My Body Resembles a 1950s Hairstyle

Filed under stuff i like

I don’t know if I can fully express my love for beauty products. I’m, like, the least-girly of anyone I know–I have no idea how to apply foundation, and I couldn’t pluck my eyebrows if I tried–but there’s almost nothing I like more than buying lotion, lip gloss, and body wash. I like it to the point that I can try a product, totally hate it, break out in hives or contract HIV, and still buy it in another scent or flavor just in case.

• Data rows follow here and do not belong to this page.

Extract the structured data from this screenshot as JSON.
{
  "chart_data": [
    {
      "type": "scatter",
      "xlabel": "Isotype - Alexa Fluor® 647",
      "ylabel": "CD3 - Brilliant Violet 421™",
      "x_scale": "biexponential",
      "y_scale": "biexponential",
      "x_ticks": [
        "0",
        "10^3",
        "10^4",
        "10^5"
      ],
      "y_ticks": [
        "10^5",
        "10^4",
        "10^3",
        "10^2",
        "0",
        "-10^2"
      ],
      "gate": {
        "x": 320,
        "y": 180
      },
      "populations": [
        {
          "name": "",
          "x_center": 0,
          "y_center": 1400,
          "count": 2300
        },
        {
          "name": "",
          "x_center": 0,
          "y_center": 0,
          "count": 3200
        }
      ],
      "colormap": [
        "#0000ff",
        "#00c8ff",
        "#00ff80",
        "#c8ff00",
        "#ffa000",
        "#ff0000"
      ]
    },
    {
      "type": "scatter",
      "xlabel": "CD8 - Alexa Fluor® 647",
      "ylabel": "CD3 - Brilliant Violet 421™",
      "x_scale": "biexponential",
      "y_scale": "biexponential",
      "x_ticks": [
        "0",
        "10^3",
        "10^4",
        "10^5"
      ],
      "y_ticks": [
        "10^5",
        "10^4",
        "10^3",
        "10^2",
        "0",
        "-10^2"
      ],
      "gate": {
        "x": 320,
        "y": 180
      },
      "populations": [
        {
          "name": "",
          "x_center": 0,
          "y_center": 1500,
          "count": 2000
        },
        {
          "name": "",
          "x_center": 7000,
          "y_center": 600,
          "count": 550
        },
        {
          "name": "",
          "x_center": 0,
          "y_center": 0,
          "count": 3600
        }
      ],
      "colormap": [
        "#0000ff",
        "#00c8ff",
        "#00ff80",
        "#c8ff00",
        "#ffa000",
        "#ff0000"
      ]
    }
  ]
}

Naturally, this means that I’m a sucker for anything new I see. Nevermind that being new likely means it’s not been tested on enough humans for everyone to find out that it causes cancer. Lately, I’ve been obsessed with the idea of the new Vaseline Cocoa Butter Vitalizing Gel Body Oil, but the thought of that gel inevitably hardening underneath my fingernails bothers me. But yesterday, while browsing the aisles of CVS, I found this, the CVS Continuous Spray Cocoa Butter Body Oil Dry-Touch:

I tried it for the first time this morning, and it’s amazing. It glides on as if it was hairspray, people. And it smells like cotton candy, according to Dr. Boyfriend. It is not, however, dry touch. Maybe I just used too much, but there’s still a wet ring of it around the base of my neck. Not that I’m complaining, because I keep messing with it and making everything on my desk smell like cotton candy.

Actually, come to think of it, this would be a great way to repel creepy men in the subway: the more I resemble an oil slick, the grosser it is to rub up against me.


  1. Kelly says:

    Katie, it’s crazy all the s–t we have in common.

    I, too, am wild for beauty products. As I’m sure you know (since I’ve gone on and on about it to the point of utter boredom on my own blog), I have an obsession with all things smelly-nicey. I must continually remind myself that I am NOT rich and therefore CANNOT AFFORD $250 perfume, and if I buy said perfume I will STARVE TO DEATH.

    So to console myself, I’m running out right away to buy some of this cocoa-cotton-candy-spray stuff.

    • I’m never bored by smelly-nicey goings-on. I’m not girly enough to have a desire for $250 perfume, but $5 body spray reeeeeally interests me. Luckily, Kamran keeps me stocked in Chanel, likely for his own nose’s good.

      You will not regret this purchase. I just hope you don’t own a white couch, ’cause I couldn’t sit down for ten minutes after using it.

  2. Jack says:

    I’m pretty sure it actually is just cotton candy in spray form. I think you should spray a bunch in your mouth and see how it tastes.

  3. As the Manly Man that I am; I’ve been using the Vaseline Cocoa Butter Vitalizing Gel Body Oil for about a year now.

  4. i WANT that. now. you are forcing me to leave work, drive 1.3 miles to the cvs and purchase the product. my leg skin is flaking and peeling off (gross, no?) and i need to be cocoa buttered pronto.


    • I feel like you’re my neighbor, but the idea that you have to drive MORE THAN A MILE to get to a CVS is sort of hilarious.

      But yeah, bring that cocoa butter over to Kamran’s, and we’ll lube those legs up.

  5. Noel says:

    I’m confused by the super-long name. Isn’t “Body Oil” followed by “Dry Touch” kind of an oxymoron? Or am I thinking about this too hard? Probably the latter…

    • Yeah, I found it pretty disconcerting, too. Total oxymoron. Plus, the nozzle’s really difficult to press down, so it’s not actually continuous spray at all. Not to undermine its awesomeness!

  6. Kim says:

    I’m buying this immediately, wow. This lady can’t keep up her Chanel habit, and has no Dr. Boyfriend to do it for her, so…

    And the Lush solid body perfumes I initially investigated proved to be to hippie. Like I was confusing people, apparently.

    How the hell can it be dry-touch and oil, though?